Я врала. Врала, и голос мой не дрожал. Мне могут предложить место секретаря, диагностика или руководителя тренировочной базы, возможно, даже позволят отбирать потенциальных бойцов среди учащихся в университете при подразделении, но ни один из этих вариантов не устраивал меня. Во мне четко играло нежелание жить среди боли и одиночества, не говоря уже об осознании своей бесполезности в этом мире в случае, если андроид не выполнит свою задачу. А он ее не выполнит.
— В моей программе таких слов не прописано… — тихий, но слишком добродушный для всей это ситуации голос андроида был дуновением ветра посреди Сахары. Я вновь ощутила свору мурашек под черной тугой тканью, но в этот раз не стала их подавлять, осознавая последнюю возможность ощутить хоть самую мелкую психологическую близость с тем, кто перевернул всю мною построенную жизнь. — Но я очень ценю вас, как коллег. Будь больше времени, кто знает… мы могли бы стать друзьями.
Андроид мельком глянул в мою сторону, и в этом взгляде я больше не видела простодушности. Этот взгляд принадлежал обреченному, но полностью понимающему свою судьбу человеку. Да. Человеку.
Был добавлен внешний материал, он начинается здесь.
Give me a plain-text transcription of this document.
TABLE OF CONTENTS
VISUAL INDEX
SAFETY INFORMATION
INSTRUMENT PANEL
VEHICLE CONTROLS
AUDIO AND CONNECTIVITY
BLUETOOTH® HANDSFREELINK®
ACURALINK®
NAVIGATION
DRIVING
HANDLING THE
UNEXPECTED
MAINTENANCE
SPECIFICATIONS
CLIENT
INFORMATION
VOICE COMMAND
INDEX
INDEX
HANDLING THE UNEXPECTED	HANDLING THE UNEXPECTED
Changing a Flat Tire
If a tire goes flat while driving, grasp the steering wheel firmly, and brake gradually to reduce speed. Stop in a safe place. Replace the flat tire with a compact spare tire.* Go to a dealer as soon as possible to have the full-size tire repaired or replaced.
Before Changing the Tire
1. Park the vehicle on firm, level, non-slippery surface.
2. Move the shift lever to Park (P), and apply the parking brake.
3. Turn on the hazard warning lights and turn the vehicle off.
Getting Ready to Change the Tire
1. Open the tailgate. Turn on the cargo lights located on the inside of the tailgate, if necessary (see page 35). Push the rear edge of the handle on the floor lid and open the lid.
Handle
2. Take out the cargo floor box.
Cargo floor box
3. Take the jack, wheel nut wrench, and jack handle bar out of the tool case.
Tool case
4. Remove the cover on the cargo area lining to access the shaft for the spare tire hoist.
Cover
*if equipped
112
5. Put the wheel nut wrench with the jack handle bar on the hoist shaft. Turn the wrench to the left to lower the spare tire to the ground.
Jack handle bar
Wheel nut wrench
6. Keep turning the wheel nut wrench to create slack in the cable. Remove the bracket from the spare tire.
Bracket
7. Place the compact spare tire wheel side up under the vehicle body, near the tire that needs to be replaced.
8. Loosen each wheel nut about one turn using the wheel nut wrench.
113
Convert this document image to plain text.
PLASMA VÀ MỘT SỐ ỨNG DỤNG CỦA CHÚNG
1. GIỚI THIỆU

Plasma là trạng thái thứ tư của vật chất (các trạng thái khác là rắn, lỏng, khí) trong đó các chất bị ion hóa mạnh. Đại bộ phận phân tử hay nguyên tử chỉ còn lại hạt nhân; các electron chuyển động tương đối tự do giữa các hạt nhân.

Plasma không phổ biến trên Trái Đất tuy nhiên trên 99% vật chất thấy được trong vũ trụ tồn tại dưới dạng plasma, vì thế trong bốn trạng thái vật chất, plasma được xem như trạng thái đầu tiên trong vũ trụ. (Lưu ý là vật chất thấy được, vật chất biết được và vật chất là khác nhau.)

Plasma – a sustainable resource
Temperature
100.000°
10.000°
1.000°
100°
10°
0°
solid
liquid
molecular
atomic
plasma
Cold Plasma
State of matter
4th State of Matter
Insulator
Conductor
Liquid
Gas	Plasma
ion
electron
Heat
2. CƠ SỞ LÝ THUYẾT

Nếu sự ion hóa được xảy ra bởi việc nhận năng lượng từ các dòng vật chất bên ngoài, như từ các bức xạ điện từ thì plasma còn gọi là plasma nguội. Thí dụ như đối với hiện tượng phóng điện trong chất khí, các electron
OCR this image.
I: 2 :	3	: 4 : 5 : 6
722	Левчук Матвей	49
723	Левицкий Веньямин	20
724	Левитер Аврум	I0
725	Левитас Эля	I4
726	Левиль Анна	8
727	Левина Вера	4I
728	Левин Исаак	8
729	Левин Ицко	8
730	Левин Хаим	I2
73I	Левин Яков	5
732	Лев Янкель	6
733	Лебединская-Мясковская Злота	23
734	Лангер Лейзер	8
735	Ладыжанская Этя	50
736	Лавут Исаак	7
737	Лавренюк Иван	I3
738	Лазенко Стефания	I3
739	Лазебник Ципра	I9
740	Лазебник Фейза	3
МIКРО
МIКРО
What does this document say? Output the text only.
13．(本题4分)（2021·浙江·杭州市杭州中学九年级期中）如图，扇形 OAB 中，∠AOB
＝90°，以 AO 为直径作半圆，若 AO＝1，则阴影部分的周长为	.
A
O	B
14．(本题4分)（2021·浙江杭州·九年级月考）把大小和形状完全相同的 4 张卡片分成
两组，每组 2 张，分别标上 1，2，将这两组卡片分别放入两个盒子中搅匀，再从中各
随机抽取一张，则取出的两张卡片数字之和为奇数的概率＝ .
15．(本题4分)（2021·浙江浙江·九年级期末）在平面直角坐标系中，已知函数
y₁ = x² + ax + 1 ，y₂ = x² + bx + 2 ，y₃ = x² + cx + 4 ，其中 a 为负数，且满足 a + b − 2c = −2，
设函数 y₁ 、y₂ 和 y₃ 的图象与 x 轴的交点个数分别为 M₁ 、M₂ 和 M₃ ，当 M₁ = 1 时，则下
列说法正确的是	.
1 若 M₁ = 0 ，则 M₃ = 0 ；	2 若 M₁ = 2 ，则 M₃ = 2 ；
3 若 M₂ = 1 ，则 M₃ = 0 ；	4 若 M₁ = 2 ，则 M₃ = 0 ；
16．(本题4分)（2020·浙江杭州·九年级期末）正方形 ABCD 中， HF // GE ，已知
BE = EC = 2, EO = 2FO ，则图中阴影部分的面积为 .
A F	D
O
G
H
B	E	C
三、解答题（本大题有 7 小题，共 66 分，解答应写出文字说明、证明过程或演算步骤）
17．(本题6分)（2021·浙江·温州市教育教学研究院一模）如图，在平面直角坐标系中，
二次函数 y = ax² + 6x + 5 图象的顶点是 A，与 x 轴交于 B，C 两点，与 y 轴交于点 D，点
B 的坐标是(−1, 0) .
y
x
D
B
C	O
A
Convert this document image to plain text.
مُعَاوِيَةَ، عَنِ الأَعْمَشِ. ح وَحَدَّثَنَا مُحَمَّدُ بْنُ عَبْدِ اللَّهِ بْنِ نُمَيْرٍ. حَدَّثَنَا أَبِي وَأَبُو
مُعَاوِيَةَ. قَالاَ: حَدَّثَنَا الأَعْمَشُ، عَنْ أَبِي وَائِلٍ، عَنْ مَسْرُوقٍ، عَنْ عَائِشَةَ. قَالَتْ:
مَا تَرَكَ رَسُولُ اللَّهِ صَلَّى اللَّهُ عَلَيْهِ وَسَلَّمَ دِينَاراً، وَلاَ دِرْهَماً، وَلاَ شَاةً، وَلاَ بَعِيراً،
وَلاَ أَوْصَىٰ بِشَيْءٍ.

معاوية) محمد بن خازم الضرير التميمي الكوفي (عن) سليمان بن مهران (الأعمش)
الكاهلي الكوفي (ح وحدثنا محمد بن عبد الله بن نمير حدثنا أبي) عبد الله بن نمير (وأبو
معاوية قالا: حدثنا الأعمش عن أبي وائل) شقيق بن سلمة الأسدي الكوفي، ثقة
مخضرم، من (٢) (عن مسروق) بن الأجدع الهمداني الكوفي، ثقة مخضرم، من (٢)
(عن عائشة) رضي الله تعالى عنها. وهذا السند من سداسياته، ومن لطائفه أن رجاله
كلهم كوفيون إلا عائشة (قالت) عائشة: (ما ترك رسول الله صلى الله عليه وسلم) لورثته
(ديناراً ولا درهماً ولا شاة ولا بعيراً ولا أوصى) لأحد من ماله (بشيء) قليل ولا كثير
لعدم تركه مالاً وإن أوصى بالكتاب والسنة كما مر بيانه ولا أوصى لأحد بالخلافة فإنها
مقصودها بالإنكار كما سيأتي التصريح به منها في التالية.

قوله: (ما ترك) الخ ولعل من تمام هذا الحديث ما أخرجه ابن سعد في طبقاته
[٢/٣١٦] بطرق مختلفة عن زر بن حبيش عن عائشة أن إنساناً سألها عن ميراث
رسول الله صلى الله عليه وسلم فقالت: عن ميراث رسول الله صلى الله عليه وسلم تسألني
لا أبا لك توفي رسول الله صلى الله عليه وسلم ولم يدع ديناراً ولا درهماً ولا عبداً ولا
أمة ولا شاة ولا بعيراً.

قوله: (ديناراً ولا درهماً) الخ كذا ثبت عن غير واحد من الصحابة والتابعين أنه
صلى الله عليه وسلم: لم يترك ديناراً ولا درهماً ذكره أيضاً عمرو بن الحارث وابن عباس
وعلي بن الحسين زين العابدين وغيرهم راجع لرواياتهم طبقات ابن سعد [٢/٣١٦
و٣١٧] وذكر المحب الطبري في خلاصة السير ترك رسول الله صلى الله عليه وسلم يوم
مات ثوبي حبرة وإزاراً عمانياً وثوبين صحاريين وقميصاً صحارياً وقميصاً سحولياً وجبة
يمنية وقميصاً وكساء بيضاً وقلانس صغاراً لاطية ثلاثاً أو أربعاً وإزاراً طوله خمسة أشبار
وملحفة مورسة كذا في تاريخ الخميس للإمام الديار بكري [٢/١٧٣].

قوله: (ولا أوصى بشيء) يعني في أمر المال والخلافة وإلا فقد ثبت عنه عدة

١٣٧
Хэнк молчал, сверля андроида глазами. В какой-то момент его взор переметнулся за спину Коннора, и я проследила за этим жестом. По коридору, сутулясь и копаясь в собственном телефоне, топал наш знакомый Перкинс. От одного его вида мне стало тошно, а рука рефлекторно потянулась к кобуре. Было бы у меня время, я бы наверняка научилась совладать со своими яркими эмоциями. Но времени больше никогда не будет.
— Так, так, так, а вот Перкинс, тот самый говнюк… федералы, конечно, времени не теряют.
— Отступать нельзя, — Коннор, понизив голос, полностью обратился к лейтенанту. Мне не нравился его настрой, точнее, он вызывал невольное ощущение причастия к чему-то заговорщицкому, незаконному. На протяжении всей своей работы я ни разу не вникала в нить расследования, и в голове даже не возникало идей, почему андроид так резко понизил голос едва ли не до шепота. — Ответ уже есть в собранных материалах, Перкинс заберет их и все кончено!
— Выбора нет. Фаулер же сказал, нас сняли с дела.
— Вы сейчас должны мне помочь, — Коннор ловко спрыгнул со стола, отчего вызвал во мне полное напряжение. Я перебегала взглядом нахмуренных глаз с одного детектива на другого, едва улавливая суть. — Мне нужно время, чтобы найти ответы в материалах дела. Я точно знаю, что он там есть.
— Слушай, Коннор…
— Если я не раскрою это дело, «Киберлайф» меня уничтожит!
Брошенные слова подействовали, как лекарство от смирения перед смертью. Разум абсолютно наплевательски относился к перспективе собственной смерти, слишком сильно я не желала вновь ввергаться в этот жестокий мир, заселенный людьми, которых переплевывают в человечности даже андроиды. Но смерть андроида казалась мне святотатством. Мельком мне даже показалось, что это стало своего рода второй бзик в жизни после веры в священность и ментальную связь катаны. На деле же все обстояло гораздо проще: мне претила мысль о том, что тот Коннор, лежащий посреди груды бетонных блоков с распростертыми в стороны руками, станет реальностью. Он не улетит в небо, больше не станет говорить своим идеальным прекрасным голосом. Его вообще больше не будет.